Gold rose again as the Bank of England became the latest central bank to loosen its monetary policy still further.
The UK central bank reduced its main interest rate by 25 basis points to 0.25%, their lowest since 1694 and the first change since March 2009.
There was also a further £60bn added to the bank’s bond purchase programme.
Looser monetary policy was cited yesterday by the World Gold Council as a reason for the surge in investment demand this year that has helped push the metal back up to three-year highs.
Some commentators suggest this may mean gold going as high as US$1,800 per oz, but there was a voice of caution today in the shape of RBC.

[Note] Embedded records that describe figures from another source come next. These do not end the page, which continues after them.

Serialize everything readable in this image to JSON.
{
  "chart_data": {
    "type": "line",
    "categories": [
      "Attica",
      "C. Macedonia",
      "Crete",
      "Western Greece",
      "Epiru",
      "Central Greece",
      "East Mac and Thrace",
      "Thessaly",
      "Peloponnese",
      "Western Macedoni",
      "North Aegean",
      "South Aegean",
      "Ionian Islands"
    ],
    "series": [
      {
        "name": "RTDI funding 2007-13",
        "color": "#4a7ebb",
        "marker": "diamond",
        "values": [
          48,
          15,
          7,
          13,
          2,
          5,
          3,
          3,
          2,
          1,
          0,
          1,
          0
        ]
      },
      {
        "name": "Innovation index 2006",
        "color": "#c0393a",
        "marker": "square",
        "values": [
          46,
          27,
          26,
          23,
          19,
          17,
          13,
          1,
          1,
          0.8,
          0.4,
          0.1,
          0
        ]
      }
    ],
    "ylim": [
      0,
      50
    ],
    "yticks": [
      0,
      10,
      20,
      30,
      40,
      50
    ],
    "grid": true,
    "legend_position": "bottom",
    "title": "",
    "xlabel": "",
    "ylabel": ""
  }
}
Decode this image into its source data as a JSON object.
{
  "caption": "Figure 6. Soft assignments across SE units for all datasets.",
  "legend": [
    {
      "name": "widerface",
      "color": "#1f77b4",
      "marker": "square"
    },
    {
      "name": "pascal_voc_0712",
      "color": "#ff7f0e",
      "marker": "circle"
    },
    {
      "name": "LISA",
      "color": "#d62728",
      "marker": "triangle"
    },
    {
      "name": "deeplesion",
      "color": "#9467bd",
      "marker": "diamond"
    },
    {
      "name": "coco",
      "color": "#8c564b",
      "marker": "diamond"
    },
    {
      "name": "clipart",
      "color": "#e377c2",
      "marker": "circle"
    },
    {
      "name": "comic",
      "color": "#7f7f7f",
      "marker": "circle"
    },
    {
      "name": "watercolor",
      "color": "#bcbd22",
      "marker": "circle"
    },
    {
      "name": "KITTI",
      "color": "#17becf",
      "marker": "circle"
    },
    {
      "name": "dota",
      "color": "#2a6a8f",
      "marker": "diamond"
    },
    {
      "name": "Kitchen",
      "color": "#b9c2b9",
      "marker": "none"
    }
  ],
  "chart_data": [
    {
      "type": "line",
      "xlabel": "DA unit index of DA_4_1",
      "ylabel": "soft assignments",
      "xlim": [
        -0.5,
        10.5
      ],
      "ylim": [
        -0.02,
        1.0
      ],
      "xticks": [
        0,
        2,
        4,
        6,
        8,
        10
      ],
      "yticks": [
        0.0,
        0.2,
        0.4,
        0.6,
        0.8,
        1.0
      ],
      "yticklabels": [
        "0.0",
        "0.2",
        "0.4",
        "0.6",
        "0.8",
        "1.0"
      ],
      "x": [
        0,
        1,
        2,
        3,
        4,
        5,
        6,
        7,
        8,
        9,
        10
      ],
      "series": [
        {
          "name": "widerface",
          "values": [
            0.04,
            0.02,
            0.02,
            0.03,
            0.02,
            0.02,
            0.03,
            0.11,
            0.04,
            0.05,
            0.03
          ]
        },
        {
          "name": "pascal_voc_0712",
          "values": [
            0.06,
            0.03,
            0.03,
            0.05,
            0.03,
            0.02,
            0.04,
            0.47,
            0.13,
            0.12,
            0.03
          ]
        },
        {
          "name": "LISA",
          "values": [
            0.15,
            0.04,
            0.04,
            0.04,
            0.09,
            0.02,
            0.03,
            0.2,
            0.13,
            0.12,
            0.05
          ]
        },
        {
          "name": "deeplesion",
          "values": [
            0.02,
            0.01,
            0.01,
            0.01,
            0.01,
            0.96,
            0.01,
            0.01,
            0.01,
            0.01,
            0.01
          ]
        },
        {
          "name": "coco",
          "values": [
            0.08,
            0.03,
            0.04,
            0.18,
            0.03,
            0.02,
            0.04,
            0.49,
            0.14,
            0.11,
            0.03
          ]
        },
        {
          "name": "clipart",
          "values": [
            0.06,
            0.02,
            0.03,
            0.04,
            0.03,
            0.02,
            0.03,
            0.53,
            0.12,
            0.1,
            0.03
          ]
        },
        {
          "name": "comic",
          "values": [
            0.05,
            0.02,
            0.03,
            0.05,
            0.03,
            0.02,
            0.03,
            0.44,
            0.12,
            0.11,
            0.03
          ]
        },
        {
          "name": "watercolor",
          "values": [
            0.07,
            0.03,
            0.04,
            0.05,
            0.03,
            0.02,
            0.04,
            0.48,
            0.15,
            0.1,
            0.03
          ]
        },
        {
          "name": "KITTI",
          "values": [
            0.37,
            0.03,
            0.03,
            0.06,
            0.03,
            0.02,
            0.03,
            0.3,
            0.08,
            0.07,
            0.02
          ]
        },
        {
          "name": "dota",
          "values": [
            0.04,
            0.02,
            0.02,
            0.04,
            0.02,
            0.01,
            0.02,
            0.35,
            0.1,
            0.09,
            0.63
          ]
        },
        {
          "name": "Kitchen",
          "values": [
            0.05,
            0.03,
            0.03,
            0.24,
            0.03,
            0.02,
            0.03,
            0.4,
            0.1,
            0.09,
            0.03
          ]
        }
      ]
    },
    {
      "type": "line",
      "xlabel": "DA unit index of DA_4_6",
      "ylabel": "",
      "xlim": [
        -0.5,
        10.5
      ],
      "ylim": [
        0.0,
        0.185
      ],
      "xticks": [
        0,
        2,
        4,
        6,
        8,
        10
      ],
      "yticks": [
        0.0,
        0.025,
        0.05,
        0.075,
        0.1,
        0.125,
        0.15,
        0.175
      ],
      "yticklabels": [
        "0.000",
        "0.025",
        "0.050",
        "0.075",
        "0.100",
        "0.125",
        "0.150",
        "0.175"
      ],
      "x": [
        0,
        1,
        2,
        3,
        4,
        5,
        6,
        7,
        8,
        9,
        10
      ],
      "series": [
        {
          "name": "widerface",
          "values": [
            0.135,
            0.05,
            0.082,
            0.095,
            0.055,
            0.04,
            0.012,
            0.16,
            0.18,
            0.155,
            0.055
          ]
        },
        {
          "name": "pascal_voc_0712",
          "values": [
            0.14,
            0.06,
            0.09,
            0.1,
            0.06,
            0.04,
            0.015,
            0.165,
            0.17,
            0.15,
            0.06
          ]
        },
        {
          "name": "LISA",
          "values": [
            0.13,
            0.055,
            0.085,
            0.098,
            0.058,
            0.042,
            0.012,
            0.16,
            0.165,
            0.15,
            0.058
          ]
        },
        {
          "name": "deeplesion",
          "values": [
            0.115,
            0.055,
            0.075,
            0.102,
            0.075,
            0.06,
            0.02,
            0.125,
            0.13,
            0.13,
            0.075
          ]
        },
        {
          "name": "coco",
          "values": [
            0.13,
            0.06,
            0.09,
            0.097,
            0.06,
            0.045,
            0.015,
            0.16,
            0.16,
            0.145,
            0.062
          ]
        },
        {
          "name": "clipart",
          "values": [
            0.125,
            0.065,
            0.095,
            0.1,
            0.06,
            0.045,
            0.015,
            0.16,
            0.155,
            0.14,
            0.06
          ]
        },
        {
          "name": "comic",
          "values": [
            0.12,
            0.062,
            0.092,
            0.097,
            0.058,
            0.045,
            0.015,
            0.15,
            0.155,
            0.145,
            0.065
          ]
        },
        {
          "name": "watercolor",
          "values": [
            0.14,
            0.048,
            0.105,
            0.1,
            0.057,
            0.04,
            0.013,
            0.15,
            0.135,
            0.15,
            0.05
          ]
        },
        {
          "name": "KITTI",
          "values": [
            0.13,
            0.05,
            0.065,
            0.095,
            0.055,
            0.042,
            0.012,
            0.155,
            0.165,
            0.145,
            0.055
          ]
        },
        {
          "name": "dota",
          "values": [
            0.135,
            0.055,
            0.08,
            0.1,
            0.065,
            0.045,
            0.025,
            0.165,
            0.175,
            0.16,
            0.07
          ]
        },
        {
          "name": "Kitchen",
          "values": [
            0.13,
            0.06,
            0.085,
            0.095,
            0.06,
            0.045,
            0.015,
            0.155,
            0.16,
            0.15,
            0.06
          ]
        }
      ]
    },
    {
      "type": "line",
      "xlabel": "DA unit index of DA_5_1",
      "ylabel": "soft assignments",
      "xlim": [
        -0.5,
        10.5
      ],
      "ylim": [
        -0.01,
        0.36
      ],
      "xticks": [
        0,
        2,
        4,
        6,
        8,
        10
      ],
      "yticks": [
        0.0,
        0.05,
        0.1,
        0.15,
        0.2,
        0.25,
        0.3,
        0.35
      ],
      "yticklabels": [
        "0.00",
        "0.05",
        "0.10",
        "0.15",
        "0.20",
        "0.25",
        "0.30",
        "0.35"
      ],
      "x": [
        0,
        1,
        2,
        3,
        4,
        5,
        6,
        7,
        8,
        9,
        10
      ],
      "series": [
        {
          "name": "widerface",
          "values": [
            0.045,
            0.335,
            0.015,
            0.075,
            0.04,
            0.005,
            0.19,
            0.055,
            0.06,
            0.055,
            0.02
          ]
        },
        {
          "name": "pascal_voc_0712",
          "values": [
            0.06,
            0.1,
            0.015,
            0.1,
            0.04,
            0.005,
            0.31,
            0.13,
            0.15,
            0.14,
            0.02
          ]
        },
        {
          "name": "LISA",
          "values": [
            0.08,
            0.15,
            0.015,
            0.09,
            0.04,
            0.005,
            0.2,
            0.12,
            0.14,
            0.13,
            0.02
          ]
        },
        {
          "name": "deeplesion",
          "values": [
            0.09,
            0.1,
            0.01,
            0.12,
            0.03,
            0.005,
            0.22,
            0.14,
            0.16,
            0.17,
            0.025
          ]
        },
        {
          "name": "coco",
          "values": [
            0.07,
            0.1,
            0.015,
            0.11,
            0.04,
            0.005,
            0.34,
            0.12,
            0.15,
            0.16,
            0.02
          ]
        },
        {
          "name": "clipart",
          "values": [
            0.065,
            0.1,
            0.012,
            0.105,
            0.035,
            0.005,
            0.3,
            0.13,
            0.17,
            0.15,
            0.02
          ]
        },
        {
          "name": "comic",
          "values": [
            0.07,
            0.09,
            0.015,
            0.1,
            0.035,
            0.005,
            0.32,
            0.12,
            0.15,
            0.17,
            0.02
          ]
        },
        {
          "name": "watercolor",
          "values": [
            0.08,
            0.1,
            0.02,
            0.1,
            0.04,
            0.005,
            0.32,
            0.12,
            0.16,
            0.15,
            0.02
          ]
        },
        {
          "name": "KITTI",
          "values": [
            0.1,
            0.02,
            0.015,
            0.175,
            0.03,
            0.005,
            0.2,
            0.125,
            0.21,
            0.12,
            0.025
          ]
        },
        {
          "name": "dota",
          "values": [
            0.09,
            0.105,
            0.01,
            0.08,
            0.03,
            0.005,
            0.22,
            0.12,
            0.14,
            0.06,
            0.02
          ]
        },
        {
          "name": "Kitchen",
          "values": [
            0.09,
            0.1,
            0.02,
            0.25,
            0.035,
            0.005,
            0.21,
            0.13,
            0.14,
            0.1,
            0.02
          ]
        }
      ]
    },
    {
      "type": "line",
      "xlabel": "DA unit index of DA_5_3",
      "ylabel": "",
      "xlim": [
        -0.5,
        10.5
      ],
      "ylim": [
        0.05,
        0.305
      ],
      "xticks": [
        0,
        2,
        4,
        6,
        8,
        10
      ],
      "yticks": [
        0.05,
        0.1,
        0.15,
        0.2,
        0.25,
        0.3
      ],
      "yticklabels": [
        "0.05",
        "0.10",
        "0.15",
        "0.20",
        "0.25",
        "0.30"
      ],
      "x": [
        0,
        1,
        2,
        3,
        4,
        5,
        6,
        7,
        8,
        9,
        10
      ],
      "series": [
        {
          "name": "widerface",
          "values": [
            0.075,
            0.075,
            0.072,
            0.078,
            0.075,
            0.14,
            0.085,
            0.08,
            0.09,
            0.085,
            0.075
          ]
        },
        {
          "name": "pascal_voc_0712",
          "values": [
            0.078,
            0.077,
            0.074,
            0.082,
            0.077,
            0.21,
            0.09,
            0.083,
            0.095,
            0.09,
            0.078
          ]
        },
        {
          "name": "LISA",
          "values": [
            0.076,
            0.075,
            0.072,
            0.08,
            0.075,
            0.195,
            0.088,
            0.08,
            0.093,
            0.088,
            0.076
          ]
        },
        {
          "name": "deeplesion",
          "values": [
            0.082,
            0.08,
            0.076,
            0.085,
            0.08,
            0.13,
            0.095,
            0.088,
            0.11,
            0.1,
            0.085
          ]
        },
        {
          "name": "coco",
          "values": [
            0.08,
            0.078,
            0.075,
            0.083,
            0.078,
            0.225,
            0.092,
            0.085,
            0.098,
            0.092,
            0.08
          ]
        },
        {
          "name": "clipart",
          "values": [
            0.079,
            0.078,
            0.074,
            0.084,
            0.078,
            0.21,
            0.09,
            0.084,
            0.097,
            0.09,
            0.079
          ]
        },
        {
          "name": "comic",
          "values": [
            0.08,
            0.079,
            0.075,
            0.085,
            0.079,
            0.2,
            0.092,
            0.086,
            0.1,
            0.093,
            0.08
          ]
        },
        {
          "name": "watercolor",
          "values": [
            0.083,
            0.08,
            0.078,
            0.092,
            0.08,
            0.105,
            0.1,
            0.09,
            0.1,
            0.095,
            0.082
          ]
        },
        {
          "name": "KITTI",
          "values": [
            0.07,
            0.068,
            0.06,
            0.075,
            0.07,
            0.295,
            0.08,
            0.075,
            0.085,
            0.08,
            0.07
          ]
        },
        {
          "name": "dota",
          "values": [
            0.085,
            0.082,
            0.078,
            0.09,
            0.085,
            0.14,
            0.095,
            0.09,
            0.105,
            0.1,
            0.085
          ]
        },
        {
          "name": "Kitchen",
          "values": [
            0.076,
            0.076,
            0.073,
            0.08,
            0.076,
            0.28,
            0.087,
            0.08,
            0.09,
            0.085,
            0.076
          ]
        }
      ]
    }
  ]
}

The Canadian bank sees an average annual gold price of $1,258 an ounce this year and $1,241 an ounce in 2017.
It says the rally has stemmed almost entirely by investor demand, in the form of exchange-traded product demand and futures positioning.
“Can an endless investor bid drive gold materially north of recent highs of around $1365/oz?” said the bank.
“In commodity strategy, we think not – at least not absent another significant risk-off event.”
Aside from investors, demand for gold elsewhere has been less robust while a strong dollar will remain a hurdle for the metal.
A couple of hours into US trading spot gold was US$6 higher at US$1,363. Silver had risen to US$20.39 while platinum eased US$6 to US$1,153.